Trace Metrics

You can use Trace Explorer to identify the root cause of an issue. As you define your query and determine what caused the problem you're investigating, you can create a trace metric from your query to display that metric in a dashboard for faster discovery. You can then configure monitors and alerts on that metric to notify other on-call engineers if that metric identifies anomalies in your trace data.

This ability to navigate from a trace metric to a specific query in Trace Explorer helps other on-call engineers address problems faster by using predefined queries to explore issues.

Use the following metric types to help track information for collected traces:

  • Counter metric: Increments any time a trace that matches a filter gets collected. This metric also includes a label describing whether or not the trace contains an error.
  • Histogram metric: Collects information about the distribution of request durations for traces that match a filter.

Chronosphere provides a default Trace Metrics dashboard with panels that display the requests, errors, and durations of requests associated with a created trace metric. The dashboard also includes a service map of the requests.

To explore tracing data in Chronosphere, you must either install and configure the Chronosphere-provided Collector or the OpenTelemetry Collector to receive trace data from your services.

View existing trace metrics

You can view trace metrics in the Chronosphere app and open the related query in Trace Explorer.

To return a list of defined trace metrics without additional information, use Chronoctl.

Viewing a trace metric opens the related query in Trace Explorer. Chronosphere takes the contextual information in metrics from a dashboard and uses it to build links to search for traces. Clicking the link opens Trace Explorer and replaces the variables with matching criteria defined in the link.

To view your existing trace metrics:

  1. In the navigation menu select Exploring > Trace Metrics.
  2. In the Rule Name column, click the name of a trace metric to view the dashboard for that metric.
  3. From the dashboard, click anywhere in one of the graph panels and then click Query Traces to navigate to the related query in Trace Explorer.

Create a trace metric

Chronosphere uses trace queries as the basis for trace metrics. You define a search query in Trace Explorer, and create a trace metric based on the matching criteria.

You can search for any labels you add to your trace metric in Metrics Explorer when investigating query requests and responses.

To create a new trace metric:

  1. In the navigation menu select Exploring > Trace Explorer.

  2. Apply one or more filters to define a query.

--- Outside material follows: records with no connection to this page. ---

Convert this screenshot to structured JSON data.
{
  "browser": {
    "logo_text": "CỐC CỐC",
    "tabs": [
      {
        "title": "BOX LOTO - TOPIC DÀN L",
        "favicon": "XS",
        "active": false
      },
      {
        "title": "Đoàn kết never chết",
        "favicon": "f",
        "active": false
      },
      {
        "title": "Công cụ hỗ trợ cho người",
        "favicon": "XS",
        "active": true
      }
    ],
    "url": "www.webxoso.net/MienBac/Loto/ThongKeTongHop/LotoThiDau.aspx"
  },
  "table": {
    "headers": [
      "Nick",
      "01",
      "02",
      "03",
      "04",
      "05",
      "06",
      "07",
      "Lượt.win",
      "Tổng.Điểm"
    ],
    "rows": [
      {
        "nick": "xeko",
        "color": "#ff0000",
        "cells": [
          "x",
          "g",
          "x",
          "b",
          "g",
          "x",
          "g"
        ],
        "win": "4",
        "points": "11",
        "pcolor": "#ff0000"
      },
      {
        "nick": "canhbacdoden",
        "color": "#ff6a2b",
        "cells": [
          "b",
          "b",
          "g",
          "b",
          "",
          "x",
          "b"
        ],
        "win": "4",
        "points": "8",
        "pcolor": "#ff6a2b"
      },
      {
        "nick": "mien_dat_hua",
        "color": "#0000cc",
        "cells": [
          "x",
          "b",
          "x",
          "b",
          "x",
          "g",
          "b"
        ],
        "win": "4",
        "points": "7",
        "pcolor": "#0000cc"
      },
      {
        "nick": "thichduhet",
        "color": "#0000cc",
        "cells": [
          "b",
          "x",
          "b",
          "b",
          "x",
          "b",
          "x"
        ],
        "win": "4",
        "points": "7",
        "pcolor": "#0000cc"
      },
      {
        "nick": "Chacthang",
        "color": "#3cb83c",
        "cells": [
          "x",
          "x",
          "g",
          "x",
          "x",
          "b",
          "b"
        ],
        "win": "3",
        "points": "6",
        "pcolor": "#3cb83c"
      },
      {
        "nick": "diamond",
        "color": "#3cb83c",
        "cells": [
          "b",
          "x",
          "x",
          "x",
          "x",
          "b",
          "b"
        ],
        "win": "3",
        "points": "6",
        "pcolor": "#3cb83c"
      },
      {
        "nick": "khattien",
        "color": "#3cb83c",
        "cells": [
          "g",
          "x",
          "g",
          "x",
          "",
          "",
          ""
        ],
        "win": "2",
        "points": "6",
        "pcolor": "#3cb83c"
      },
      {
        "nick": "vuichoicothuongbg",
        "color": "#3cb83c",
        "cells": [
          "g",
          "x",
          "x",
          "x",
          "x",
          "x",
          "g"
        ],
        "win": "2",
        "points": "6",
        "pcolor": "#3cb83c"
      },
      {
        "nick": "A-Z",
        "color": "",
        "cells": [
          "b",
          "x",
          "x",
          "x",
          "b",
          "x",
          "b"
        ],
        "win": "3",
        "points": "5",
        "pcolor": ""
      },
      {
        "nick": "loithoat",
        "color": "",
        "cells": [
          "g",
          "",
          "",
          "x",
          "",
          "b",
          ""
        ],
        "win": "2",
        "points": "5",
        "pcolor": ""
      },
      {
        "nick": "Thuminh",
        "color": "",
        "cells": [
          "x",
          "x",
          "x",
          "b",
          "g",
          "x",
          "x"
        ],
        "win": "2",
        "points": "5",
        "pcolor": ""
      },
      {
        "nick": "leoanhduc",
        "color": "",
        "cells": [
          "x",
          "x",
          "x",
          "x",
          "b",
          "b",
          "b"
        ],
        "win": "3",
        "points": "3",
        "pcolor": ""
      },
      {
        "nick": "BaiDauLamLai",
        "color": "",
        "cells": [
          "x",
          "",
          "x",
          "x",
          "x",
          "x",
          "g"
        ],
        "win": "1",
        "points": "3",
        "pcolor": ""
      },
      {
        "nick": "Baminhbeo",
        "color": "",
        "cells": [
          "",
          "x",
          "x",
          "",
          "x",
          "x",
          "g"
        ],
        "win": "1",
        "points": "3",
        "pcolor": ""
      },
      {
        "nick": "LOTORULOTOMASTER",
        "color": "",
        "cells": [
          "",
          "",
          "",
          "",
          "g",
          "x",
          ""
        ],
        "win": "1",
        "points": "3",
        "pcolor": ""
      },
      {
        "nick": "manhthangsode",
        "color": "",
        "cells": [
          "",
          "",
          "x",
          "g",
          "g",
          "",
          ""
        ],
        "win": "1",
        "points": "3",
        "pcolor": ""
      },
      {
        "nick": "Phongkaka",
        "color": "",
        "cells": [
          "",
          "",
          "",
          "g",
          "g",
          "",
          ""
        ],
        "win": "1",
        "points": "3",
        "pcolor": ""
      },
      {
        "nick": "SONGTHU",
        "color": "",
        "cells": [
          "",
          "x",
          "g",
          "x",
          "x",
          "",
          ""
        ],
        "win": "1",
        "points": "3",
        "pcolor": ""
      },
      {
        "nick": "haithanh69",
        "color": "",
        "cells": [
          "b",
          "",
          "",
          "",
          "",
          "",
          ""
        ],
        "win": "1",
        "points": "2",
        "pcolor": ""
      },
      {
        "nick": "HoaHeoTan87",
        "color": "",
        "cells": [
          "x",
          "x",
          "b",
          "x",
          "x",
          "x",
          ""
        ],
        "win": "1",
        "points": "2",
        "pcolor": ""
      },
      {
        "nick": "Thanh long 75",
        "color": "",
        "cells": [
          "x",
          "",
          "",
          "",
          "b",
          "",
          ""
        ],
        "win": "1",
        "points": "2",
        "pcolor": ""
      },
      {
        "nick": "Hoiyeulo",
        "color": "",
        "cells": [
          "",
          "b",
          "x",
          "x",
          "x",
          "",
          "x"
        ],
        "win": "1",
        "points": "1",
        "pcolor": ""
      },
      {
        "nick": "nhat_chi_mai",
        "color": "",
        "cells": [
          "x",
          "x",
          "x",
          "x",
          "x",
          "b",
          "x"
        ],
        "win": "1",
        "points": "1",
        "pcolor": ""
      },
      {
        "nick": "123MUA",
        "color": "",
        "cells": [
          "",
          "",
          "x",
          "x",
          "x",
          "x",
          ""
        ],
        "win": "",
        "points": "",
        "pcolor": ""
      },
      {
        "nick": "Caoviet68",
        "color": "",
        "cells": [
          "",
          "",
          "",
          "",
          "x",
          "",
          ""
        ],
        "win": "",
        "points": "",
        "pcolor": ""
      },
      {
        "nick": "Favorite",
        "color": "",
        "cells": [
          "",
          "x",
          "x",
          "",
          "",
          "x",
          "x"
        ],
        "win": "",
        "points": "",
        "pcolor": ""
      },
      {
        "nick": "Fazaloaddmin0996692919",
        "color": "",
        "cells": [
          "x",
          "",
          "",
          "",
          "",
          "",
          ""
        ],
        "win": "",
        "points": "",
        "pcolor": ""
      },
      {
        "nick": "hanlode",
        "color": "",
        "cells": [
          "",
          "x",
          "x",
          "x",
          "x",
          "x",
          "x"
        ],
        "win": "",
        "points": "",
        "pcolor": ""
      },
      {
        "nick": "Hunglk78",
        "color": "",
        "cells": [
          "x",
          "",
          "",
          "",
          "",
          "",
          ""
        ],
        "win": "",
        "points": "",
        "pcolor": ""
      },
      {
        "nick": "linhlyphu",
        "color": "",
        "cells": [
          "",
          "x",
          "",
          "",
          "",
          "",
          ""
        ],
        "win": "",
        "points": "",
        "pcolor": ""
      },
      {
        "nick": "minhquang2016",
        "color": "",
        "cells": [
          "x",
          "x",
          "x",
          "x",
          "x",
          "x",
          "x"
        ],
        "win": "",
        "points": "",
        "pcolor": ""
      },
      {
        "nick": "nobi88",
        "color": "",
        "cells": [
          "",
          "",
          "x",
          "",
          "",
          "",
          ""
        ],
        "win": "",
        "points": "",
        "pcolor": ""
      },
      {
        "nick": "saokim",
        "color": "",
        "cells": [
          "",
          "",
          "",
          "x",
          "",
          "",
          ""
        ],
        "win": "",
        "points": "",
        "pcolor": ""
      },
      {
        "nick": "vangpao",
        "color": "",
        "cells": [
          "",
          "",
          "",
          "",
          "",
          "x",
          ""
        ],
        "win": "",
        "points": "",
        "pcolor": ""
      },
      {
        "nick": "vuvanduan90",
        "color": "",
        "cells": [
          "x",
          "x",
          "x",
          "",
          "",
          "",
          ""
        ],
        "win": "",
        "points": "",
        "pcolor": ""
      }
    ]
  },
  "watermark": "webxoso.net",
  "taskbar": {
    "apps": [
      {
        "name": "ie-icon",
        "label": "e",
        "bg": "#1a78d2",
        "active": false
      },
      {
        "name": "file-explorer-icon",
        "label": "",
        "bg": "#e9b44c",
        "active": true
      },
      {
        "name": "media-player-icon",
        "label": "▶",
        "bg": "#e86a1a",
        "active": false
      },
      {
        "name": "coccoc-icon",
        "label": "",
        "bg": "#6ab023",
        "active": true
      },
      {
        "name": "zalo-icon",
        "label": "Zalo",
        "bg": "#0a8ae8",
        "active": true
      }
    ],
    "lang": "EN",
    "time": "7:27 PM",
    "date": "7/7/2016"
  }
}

The Trace Explorer applies the filters represented in the query before updating metrics for the created trace metric.

    You can group your trace query search results by up to two dimensions that can include service, operation, and any other span tag. Dimensions to group by are inherited from the defined search query.

    Trace metrics don't support regular expression operators, such as the match (=~) or doesn't match (!~) operators.

  3. Click Create Trace Metric.

  4. In the Create Trace Metric dialog, enter a display name (the equivalent of Prometheus metric __name__) and system name (the trace metric Rule Name) for your trace metric.

  5. In the Group by Labels section, enter a metric label to display the aggregated results of your query grouped by that attribute.

    For each dimension in the Group by Labels field, you must define a metric label key. Use the same key as the span tag, or a key that aligns with your existing metrics data. Chronosphere adds metric label keys to your trace metric, and associates the label value with the span tag.

    For example, if you group your query by the span tag Service and enter container_service as the label key, Chronosphere adds a label to your trace metric where the label values are the same as the span tag Service values. You can then query by that label anywhere you search for metric labels, such as in Metrics Explorer or Telemetry Usage Analyzer.

    ⚠️

    Avoid including high cardinality dimensions in your trace metric. Trace metrics only capture data for the first 1,000 values of unique series observed. Selecting a dimension to group by with high cardinality can overflow the 1,000 value trace metric cardinality limit and cause incorrect data to display in your trace metric dashboard.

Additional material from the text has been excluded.